How return two functions in TypeScript as result?

Question

I have the following function:

public exist(index: number, type: string): boolean {
    return this.forms.filter(form => form.index == index + 1 && form.type == type).length > 0;
  }

This function returns true/false if element exists in array of objects.

How to return two functions instead boolean:_exist() {}, and form() to use this like:

const e = this.exist(1, 'formLogin');
if (e._exist()) {
    console.log(e.form());
}

It means if this.forms.filter return true I can get access to e.form()

I think I need to use closure

I tried to do this:

public exist(index: number, type: string) {

    const lookForm = this.forms.filter(form => form.index == index + 1 && form.type == type);
    const lookFormExist = form.length > 0;

    function form() {
       return lookForm.shift();
    }

    return lookFormExist;
  }

Answer 1

Just return an object with the functions on it.

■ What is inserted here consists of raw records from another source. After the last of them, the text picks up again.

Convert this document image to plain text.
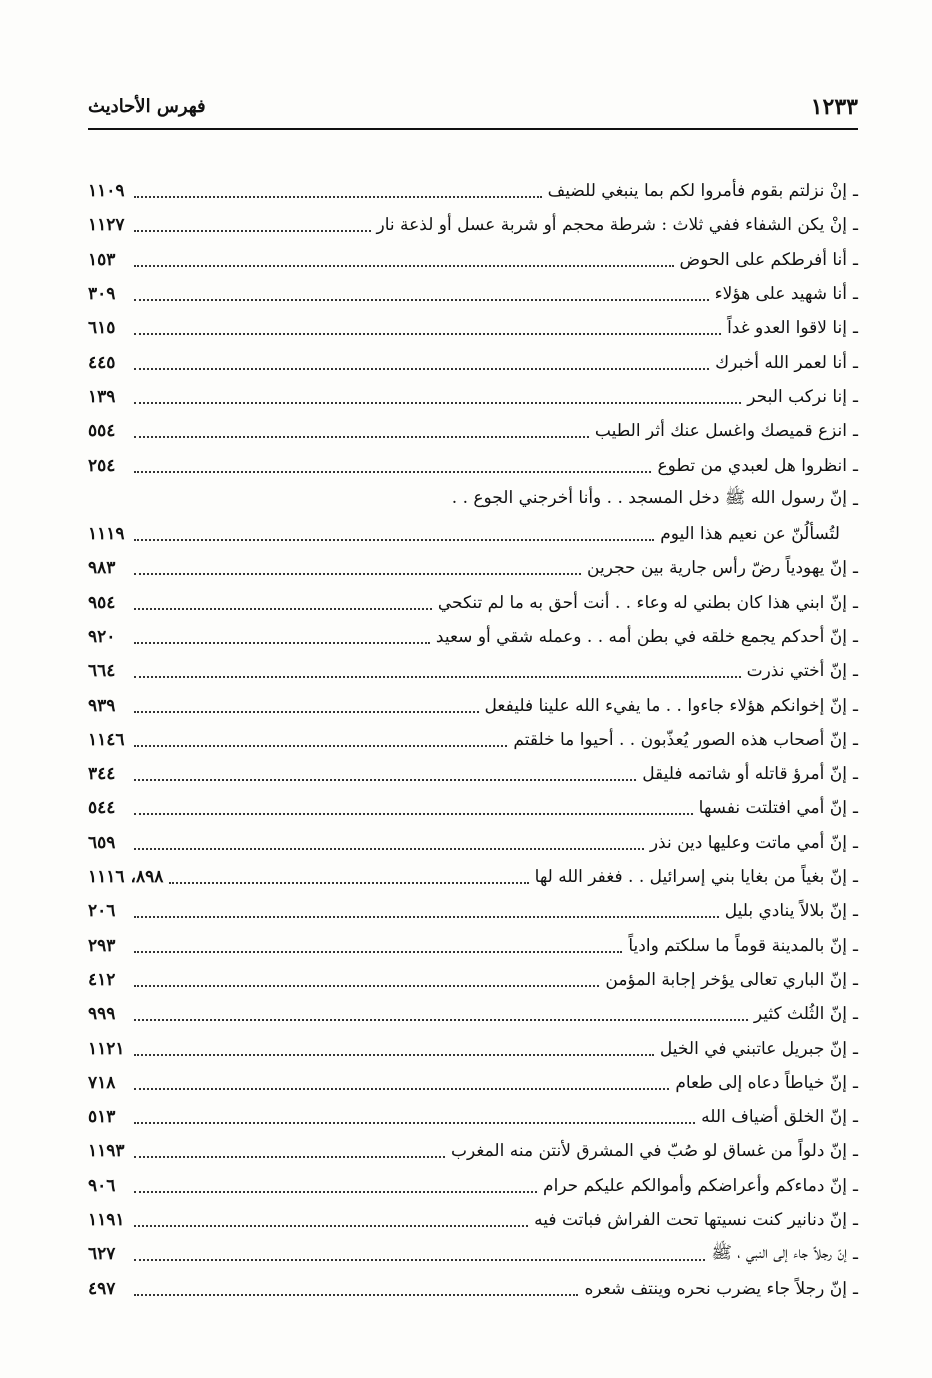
١٢٣٣
فهرس الأحاديث
ـ
إنْ نزلتم بقوم فأمروا لكم بما ينبغي للضيف
١١٠٩
ـ
إنْ يكن الشفاء ففي ثلاث : شرطة محجم أو شربة عسل أو لذعة نار
١١٢٧
ـ
أنا أفرطكم على الحوض
١٥٣
ـ
أنا شهيد على هؤلاء
٣٠٩
ـ
إنا لاقوا العدو غداً
٦١٥
ـ
أنا لعمر الله أخبرك
٤٤٥
ـ
إنا نركب البحر
١٣٩
ـ
انزع قميصك واغسل عنك أثر الطيب
٥٥٤
ـ
انظروا هل لعبدي من تطوع
٢٥٤
ـ
إنّ رسول الله ﷺ دخل المسجد . . وأنا أخرجني الجوع . .
لتُسألُنّ عن نعيم هذا اليوم
١١١٩
ـ
إنّ يهودياً رضّ رأس جارية بين حجرين
٩٨٣
ـ
إنّ ابني هذا كان بطني له وعاء . . أنت أحق به ما لم تنكحي
٩٥٤
ـ
إنّ أحدكم يجمع خلقه في بطن أمه . . وعمله شقي أو سعيد
٩٢٠
ـ
إنّ أختي نذرت
٦٦٤
ـ
إنّ إخوانكم هؤلاء جاءوا . . ما يفيء الله علينا فليفعل
٩٣٩
ـ
إنّ أصحاب هذه الصور يُعذّبون . . أحيوا ما خلقتم
١١٤٦
ـ
إنّ أمرؤ قاتله أو شاتمه فليقل
٣٤٤
ـ
إنّ أمي افتلتت نفسها
٥٤٤
ـ
إنّ أمي ماتت وعليها دين نذر
٦٥٩
ـ
إنّ بغياً من بغايا بني إسرائيل . . فغفر الله لها
٨٩٨، ١١١٦
ـ
إنّ بلالاً ينادي بليل
٢٠٦
ـ
إنّ بالمدينة قوماً ما سلكتم وادياً
٢٩٣
ـ
إنّ الباري تعالى يؤخر إجابة المؤمن
٤١٢
ـ
إنّ الثُلث كثير
٩٩٩
ـ
إنّ جبريل عاتبني في الخيل
١١٢١
ـ
إنّ خياطاً دعاه إلى طعام
٧١٨
ـ
إنّ الخلق أضياف الله
٥١٣
ـ
إنّ دلواً من غساق لو صُبّ في المشرق لأنتن منه المغرب
١١٩٣
ـ
إنّ دماءكم وأعراضكم وأموالكم عليكم حرام
٩٠٦
ـ
إنّ دنانير كنت نسيتها تحت الفراش فباتت فيه
١١٩١
ـ
إنّ رجلاً جاء إلى النبي ، ﷺ
٦٢٧
ـ
إنّ رجلاً جاء يضرب نحره وينتف شعره
٤٩٧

Separately: filter(...).length > 0 is never the right way to just check for the presence of something in an array. Use indexOf if it's an === check, or some if you need to use a callback as in your case. But in this case, it seems like you want to use the form, in which case you'd use find:

public exist(index: number, type: string): ExistResult {
  const form = this.forms.find(form => form.index == index + 1 && form.type == type);
  return {_exist() { return !!form; }, form() { return form; }} as ExistResult;
}

...where ExistResult is a type you'd define for this.

However, I wouldn't do that. I'd just return the result of find, and either use the form, or branch if the result was falsy. I'd probably also change the name of the function.

public findForm(index: number, type: string): Form {
  return this.forms.find(form => form.index == index + 1 && form.type == type);
}

then

const form : Form = this.findForm(1, 'formLogin');
if (form) {
    console.log(form);
}